Many authors coming to AJ are seemingly trying their luck with some tracks they happen to have in their “drawer”. These are possibly great tracks within a genre they know well and have developed over many years. But since they know very little about the buyer market and how the search engine works, most are drawing blanks and simply drowning in the flood of new items, never to be found again. Maybe, just maybe, they sell a few licenses anyway, and they get pumped up about how to improve their results. Then what typically happens is that they learn about best sellers, popular titles and the importance of exposure, leading them into believing their best option is to do “what everybody else is doing”. They then spend weeks and weeks honing their craft producing “corporate inspirational” or “epic cinematic” tracks sounding more or less the same as their competition, and with identical titles, tags and descriptions. Most will fail production-wise because these genres are saturated and mature and they will need a lot more than a few weeks to reach an outstanding level of marketable sound quality. They will scratch their heads and head to the forums for advice and comfort, only to find hundreds of other AJ authors in the same predicament. Some give up their efforts at this point, writing off AJ as a one-sided, broken market, others turn to complaining about how the search engine works, or that Envato does not encourage or help new authors with exposure. This is unfortunate, as the solution to the problem has more to do with focusing on supply and demand, finding your strengths, working to understand the needs of your specific buyer group and their search behavior. Equal exposure for everyone is actually the worst thing that could happen to a marketplace like this, where the authors and their supply of items greatly outnumber the buyers and their demand. Itwould simply lead to a dilution of sales where no one would ever be close to making a sustainable profit.

How can you stand out in a crowded market place?

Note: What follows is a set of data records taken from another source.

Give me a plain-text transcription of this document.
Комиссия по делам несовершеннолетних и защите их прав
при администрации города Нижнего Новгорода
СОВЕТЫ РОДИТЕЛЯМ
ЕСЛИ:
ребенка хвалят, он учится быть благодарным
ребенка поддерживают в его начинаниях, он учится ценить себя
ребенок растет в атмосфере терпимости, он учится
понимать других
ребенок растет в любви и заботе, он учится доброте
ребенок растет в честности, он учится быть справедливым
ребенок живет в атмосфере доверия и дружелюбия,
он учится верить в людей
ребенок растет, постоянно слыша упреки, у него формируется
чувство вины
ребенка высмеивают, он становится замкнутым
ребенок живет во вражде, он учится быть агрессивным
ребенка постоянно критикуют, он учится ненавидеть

My advice to newcomers is to thoroughly investigate the market from a buyer’s perspective, rather than from an author’s perspective. Step out of the Envato mindset for a moment. Watch TV, advertising, YouTube videos, movies, listen to podcasts, radio and popular music and figure out where your music would really work. Then spend some time pretending to be the buyer of that music. Draw a sketch of the exact music you would be looking for, and then go on to actively search AJ for that music and see what you find. Make notes on the keywords you’ve typed in, how long it took you to find something similar, and what you could offer the market in terms of production value. Then go on to create a batch of tracks, similar, but with discernable variations, and upload them using any or all of the keywords relevant for a buyer looking for your kind of track.

Once you have 10 or 20 tracks online, within a few weeks you will be able to get a feel for how the market responds. Take your best selling items and study them in-depth, analyse why they outsold your other tracks and how you could improve your production, and then go on uploading a new batch using your newfound knowledge. This is about creating your own niche, knowing more than any other author about your specific buyer group, and most importantly uploading better tracks than anyone else.

The genre that is best for you is the one that you can dominate. This market is highly competitive, there is no free-for-all, there is no guaranteed pay-per-hour. Don’t be looking to cut a piece of some best selling author’s cake that everyone is already drooling over. In the long run, which should be your outlook, you can only sustain a profit if a good number of your tracks are uniquely positioned. Learn where you can shine, create your own set of tools and aim for perfection.